MANILA (Mabuhay) – The government will have to compensate the consortium of Ayala Land Inc. and Metro Pacific Investments Corp. for unfulfilled obligations under a concession agreement for the Light Rail Transit Line 1.
In an August 7 letter, Transportation Secretary Joseph Emilio Abaya told Budget Secretary Florencio Abad that the Department of Transportation and Communications will likely fail to meet certain obligations under the concession agreement.
Bagong Alyansang Makabayan (Bayan), a multi-sectoral alliance, provided copies of the unsigned letter to members of the media on Friday.

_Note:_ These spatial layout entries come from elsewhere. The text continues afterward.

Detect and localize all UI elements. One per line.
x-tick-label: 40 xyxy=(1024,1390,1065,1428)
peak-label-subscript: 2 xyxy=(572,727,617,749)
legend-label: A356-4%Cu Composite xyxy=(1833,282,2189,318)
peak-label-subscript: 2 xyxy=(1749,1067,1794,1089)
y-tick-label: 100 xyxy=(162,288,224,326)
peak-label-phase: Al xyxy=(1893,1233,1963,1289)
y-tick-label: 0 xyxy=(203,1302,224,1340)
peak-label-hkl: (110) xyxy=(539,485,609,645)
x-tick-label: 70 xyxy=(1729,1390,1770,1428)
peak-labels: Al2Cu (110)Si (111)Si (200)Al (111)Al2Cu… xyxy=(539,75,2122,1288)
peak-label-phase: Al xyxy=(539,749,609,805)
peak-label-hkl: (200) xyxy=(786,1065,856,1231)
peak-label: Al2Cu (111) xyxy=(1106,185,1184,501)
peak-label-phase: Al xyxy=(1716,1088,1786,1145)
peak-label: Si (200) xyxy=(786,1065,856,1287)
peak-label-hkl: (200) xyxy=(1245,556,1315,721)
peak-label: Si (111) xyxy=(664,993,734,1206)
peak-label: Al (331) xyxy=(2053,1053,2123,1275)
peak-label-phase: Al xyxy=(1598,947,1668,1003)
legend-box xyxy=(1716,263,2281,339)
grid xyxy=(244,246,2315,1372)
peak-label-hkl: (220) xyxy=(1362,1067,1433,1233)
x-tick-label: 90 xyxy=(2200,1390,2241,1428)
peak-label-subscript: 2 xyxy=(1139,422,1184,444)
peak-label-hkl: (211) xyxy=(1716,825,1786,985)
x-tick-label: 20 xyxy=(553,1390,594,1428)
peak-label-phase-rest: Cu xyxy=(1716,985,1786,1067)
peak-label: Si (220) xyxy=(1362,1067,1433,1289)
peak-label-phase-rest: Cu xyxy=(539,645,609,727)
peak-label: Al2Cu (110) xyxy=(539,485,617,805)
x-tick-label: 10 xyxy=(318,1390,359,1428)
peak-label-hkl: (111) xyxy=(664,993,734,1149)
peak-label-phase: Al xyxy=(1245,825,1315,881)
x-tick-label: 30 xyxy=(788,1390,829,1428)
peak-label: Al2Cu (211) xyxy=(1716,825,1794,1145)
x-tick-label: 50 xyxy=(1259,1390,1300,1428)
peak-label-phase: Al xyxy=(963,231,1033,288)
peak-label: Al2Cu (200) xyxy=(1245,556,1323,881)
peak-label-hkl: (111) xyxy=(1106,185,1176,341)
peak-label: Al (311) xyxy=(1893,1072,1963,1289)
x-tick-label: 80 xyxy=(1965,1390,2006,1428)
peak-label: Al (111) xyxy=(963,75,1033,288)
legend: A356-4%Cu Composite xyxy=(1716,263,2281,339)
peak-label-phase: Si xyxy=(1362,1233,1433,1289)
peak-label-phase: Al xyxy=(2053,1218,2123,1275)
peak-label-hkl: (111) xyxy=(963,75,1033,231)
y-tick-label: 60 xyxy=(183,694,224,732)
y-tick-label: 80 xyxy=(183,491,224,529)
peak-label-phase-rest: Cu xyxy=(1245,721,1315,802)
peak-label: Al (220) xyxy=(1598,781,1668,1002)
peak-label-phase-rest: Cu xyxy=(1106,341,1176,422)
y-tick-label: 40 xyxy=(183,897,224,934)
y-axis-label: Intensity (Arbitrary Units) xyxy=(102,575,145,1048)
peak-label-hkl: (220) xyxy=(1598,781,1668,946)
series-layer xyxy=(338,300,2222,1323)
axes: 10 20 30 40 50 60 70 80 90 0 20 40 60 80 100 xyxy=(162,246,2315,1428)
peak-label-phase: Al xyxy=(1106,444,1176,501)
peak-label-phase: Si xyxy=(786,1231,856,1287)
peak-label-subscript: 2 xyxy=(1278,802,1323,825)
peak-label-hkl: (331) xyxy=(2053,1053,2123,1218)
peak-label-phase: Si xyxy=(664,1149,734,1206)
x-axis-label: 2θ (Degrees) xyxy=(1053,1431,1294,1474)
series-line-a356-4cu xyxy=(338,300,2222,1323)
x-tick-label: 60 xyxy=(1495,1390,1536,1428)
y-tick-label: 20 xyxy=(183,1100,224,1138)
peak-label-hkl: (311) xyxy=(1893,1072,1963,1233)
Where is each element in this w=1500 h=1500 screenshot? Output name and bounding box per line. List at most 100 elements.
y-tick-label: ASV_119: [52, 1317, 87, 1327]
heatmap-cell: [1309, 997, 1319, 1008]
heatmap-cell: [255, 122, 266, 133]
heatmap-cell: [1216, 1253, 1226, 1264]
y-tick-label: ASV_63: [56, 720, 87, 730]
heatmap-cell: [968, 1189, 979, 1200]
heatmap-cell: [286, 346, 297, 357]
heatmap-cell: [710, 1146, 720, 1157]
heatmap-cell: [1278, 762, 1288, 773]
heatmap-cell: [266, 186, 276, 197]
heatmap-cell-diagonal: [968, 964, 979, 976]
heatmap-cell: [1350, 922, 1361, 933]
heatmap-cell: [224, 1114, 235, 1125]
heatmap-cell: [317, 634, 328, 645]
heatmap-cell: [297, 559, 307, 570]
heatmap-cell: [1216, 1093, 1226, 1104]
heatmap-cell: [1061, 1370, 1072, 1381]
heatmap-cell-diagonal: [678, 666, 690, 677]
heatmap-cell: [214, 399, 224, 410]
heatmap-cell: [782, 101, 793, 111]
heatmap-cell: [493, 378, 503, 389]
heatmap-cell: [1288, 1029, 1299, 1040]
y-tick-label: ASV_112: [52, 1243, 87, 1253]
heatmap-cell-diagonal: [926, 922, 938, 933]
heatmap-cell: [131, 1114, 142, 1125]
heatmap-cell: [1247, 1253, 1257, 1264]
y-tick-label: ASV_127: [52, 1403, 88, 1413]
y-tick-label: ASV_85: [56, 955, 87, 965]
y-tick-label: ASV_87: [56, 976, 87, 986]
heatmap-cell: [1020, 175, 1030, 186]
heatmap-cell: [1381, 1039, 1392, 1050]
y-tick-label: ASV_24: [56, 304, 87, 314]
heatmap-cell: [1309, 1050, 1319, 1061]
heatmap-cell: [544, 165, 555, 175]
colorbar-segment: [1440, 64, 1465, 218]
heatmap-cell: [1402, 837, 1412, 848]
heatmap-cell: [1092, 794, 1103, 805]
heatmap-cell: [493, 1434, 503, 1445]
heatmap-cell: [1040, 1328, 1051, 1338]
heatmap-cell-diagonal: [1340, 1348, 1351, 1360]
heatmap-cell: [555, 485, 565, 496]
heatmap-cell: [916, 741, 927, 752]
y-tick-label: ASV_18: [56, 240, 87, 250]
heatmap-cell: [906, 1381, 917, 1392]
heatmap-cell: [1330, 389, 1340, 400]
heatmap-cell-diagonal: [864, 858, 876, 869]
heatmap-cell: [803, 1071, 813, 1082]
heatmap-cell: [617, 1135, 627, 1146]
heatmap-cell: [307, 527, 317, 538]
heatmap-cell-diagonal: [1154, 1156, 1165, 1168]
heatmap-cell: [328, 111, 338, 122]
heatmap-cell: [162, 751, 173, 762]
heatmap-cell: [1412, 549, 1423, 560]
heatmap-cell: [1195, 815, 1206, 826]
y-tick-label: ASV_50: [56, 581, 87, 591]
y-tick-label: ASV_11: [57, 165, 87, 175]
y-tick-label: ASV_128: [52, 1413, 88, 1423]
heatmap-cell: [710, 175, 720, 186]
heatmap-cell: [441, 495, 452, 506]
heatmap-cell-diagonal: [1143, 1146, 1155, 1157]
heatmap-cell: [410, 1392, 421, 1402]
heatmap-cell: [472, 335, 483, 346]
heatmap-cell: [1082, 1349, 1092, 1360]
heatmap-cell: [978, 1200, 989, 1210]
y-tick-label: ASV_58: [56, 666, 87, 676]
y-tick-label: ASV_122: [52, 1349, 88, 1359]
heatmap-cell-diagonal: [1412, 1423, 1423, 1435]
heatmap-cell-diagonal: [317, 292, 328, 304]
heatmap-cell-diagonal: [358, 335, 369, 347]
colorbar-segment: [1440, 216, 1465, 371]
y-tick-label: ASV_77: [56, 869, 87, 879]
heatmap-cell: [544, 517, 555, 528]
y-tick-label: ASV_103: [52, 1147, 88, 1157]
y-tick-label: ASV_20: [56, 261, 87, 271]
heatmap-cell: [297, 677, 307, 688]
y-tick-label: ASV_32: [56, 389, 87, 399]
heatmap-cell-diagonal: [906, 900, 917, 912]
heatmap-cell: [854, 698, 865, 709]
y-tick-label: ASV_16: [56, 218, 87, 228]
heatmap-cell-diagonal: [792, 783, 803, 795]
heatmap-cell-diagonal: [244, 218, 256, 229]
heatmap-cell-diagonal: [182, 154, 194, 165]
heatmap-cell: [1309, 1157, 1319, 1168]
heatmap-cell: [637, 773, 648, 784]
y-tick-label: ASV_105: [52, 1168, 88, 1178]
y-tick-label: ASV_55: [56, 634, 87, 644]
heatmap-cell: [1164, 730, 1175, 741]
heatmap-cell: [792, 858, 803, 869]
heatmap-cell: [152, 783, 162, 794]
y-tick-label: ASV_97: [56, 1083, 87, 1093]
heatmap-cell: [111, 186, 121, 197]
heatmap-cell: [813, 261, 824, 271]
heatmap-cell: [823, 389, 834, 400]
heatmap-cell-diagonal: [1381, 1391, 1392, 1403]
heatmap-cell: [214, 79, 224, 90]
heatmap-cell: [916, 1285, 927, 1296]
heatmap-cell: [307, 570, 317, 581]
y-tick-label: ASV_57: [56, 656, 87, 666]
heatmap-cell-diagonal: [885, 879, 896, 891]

Abaya asked the Department of Budget and Management (DBM) to charge nearly P7.52 billion to the P30 billion Risk Management Program Fund under the 2015 national budget to cover the unfulfilled commitments.
The penalty payment includes P5.41 billion for the government’s failure to comply with obligations relating to the operation and maintenance of the existing LRT-1 system and P106.67 million for failure to increase the minimum fare.
“DOTC anticipates that it may not be able to comply with these obligations and may be liable to make payments to LRMC in 2016,” Abaya said.
The government, through the DOTC and Light Rail Transit Authority, signed a concession agreement with the Ayala-Metro Pacific consortium, Light Rail Manila Consortium (LRMC), on October 2, 2014 for the LRT- 1 Cavite Extension project.
The 32-year contract also covered the management and operation of the existing LRT-1 and the construction of a common terminal for Metro Manila’s light rail network in North EDSA.
“The penalty payments are the result of an onerous contract entered into by the Aquino government and the winning bidders. This is a form of sovereign guarantee that will be borne by the taxpayers,” Bayan Secretary General Renato Reyes Jr. said.
The amount compares with the P9.35 billion concession fee that LMRC will pay the government. The Ayala-Metro Pacific group agreed to settle 10 percent or P935 million of the total upon signing the contract and start making staggered payments in the fifth year.
“Ginigisa tayo sa sariling mantika. The private concessionaire stands to get more from this than the government. It’s already as if government is the one financing the private investors,” Reyes said.
Metro Pacific owns 55 percent of LMRC through Metro Pacific Light Rail Corp., while Ayala holds a 35 percent stake through AC Infrastructure Holdings Corp. The remaining 10 percent is owned by Macquarie Infrastructure Holdings Inc.